Mantzaris, G.(1);Vraka, M.(1);Beka, H.(1);Georgiadi, T.(1);Albani, F.(1);Veretanos, C.(1);Mountaki, K.(1);Trikola, A.(1);Archavlis, E.(1);Christidou, A.(1);Manolakis, A.(1);Viazis, N.(1);Karampekos, G.(1);Philippidis, G.(1);Hatzievangelinou, C.(1);Tsatsa, A.(1);Georgiadou, A.(1);Panagopoulou, S.(1);

(1)Evaggelismos GHA, Gastroenterology, Athens, Greece

Background

Anti-TNF agents, infliximab (IFX) and adalimumab (ADL) are first line treatment for moderate-to-severe Crohn’s disease (CD) and for preventing post-operative recurrence of CD (CD-POR) following right hemicolectomy (RH). However, a considerable proportion of patients develop allergic reactions and/or paradoxical inflammation to anti-TNFs necessitating switching to out of class biologic despite deep remission. We aimed to assess whether ustekinumab (UST), an IL12/IL23 inhibitor, can maintain deep remission in these patients.

Methods

This prospective, single centre study enrolled CD patients with B1 phenotype or on POR preventive therapy who were in prolonged deep remission when became intolerable of anti-TNFs.
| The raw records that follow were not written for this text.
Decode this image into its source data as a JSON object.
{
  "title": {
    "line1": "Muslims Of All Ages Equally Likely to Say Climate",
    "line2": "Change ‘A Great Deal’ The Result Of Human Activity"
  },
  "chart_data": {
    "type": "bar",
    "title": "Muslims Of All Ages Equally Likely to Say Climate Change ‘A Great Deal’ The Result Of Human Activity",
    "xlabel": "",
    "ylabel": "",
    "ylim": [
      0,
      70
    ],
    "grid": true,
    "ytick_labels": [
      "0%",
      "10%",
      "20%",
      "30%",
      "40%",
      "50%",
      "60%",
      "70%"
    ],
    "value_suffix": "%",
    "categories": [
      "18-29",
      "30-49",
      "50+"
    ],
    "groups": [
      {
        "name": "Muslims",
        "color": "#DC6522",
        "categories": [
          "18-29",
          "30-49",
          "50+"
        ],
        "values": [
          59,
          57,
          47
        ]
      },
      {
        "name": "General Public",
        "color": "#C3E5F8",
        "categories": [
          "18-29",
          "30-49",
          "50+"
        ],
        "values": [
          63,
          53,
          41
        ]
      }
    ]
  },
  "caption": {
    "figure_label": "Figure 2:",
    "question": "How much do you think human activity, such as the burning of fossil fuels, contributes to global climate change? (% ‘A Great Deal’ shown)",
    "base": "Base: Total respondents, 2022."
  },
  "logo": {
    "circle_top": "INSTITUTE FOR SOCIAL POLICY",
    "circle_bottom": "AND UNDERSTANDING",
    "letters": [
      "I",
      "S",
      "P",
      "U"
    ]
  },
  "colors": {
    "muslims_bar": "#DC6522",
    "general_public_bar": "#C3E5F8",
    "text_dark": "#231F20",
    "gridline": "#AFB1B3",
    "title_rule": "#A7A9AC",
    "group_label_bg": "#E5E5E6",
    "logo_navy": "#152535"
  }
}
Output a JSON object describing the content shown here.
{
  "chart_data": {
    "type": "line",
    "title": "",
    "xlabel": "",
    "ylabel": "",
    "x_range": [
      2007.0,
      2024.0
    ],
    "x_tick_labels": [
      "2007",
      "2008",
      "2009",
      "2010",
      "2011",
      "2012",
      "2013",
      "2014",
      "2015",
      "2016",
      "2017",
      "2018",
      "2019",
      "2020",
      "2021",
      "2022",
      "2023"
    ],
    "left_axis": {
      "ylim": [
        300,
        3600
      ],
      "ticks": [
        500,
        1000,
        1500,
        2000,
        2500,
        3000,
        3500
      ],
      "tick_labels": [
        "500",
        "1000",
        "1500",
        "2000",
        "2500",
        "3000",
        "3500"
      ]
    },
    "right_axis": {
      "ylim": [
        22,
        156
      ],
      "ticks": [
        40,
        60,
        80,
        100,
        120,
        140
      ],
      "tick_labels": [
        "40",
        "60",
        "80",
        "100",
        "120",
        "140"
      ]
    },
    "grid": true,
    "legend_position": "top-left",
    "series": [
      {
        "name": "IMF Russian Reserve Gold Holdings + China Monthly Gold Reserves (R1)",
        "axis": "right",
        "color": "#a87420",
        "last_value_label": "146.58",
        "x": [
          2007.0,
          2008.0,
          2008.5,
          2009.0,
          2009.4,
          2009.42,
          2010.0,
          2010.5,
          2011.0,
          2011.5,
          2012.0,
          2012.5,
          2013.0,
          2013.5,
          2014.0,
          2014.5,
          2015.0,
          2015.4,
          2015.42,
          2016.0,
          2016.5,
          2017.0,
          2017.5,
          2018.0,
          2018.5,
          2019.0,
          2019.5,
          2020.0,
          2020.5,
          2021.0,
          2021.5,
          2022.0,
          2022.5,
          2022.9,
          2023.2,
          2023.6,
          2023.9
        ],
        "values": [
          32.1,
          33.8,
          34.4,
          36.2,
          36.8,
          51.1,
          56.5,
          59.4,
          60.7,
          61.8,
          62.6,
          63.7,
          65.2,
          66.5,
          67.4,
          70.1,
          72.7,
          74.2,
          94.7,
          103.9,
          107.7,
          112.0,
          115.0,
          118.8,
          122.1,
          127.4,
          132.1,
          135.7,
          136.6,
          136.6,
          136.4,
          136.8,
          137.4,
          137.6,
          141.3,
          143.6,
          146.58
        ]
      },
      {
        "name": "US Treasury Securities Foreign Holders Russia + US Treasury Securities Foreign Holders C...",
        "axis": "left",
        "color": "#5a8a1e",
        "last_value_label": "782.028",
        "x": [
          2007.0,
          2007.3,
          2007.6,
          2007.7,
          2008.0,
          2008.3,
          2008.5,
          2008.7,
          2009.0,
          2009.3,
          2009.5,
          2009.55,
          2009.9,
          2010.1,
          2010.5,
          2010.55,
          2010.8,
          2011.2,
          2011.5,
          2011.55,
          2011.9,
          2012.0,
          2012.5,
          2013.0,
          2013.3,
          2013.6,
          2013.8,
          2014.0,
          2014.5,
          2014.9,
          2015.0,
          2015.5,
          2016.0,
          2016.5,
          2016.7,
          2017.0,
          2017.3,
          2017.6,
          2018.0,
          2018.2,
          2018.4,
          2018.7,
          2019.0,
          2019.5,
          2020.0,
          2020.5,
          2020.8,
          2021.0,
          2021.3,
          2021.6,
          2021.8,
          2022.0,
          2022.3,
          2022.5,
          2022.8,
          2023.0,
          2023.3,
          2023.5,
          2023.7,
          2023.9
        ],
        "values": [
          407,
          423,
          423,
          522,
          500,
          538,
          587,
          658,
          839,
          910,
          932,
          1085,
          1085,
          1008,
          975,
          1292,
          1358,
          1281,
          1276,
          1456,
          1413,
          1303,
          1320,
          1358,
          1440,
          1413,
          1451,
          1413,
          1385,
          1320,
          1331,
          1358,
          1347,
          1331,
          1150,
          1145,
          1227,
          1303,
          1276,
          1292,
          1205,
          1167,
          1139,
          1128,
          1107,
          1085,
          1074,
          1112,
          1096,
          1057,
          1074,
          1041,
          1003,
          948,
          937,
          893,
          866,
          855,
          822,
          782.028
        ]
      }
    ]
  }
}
Deep remission was defined as clinical (HBI<4), biomarker (normal CRP and faecal calprotectin [FC<150μg/dl]), and endoscopic remission (SES-CD≤2 or Rutgeerts’ score [RS]≤1). Patients received UST (6mg/kg iv followed by 90mg sc q8 weeks) and were followed every 2 months with HBI score calculation and routine laboratory tests. Ileocolonoscopy was performed at 1y after UST initiation and the SES-CD or the RS were calculated. Absence of deep remission was defined as clinical (HBI>5), or biomarker relapse or endoscopic recurrence (SES-CD>2 or RS≥2, respectively).    

Results

Twenty five patients (15 males), median age(range) 42(20-65)y were included. Seven patients had undergone RH, 6 had colitis and 12 had ileitis or ileocolitis; 13 patients had received ADL, 8 IFX and 4 both. Patients were in deep remission for 3.8 (2-10)y [median (range)]. Reasons for switching were severe psoriasis/proriasiform lesions (11), persistent arthralgias (10), infusion/injection reactions (2), anti-TNF-induced lupus erythematosus (2), sweet syndrome (1), and vasculitis (1). Two patients had more than one paradoxical inflammation. At baseline the median (range) CRP was 0.21mg/dl (0.10-0.40), FC 52μg/g (20-114). Trough levels for anti-TNFs in 15/25 patients were normal without antibodies. At 1-year post-switching endoscopic CD-POR was seen in 3/7 patients (RS≥2b) associated with biomarker relapse in 2 and clinical relapse in 1 patient. Of 18 patients with B1 phenotype deep remission was maintained in 15: two patients with infusion reactions to IFX relapsed and 1 patient developed endoscopic lesions in view of normal CRP but abnormal FC (SES-CD 6, 5 and 3, respectively). Paradoxical inflammation resolved in all 23 patients but de novo arthralgias developed in 2 patients. Thus, one year after switching to UST, 19/25 CD patients maintained deep remission.

Conclusion

UST seems to be a reliable therapeutic alternative for anti-TNF-dependent patients who have who cannot tolerate anti-TNFs.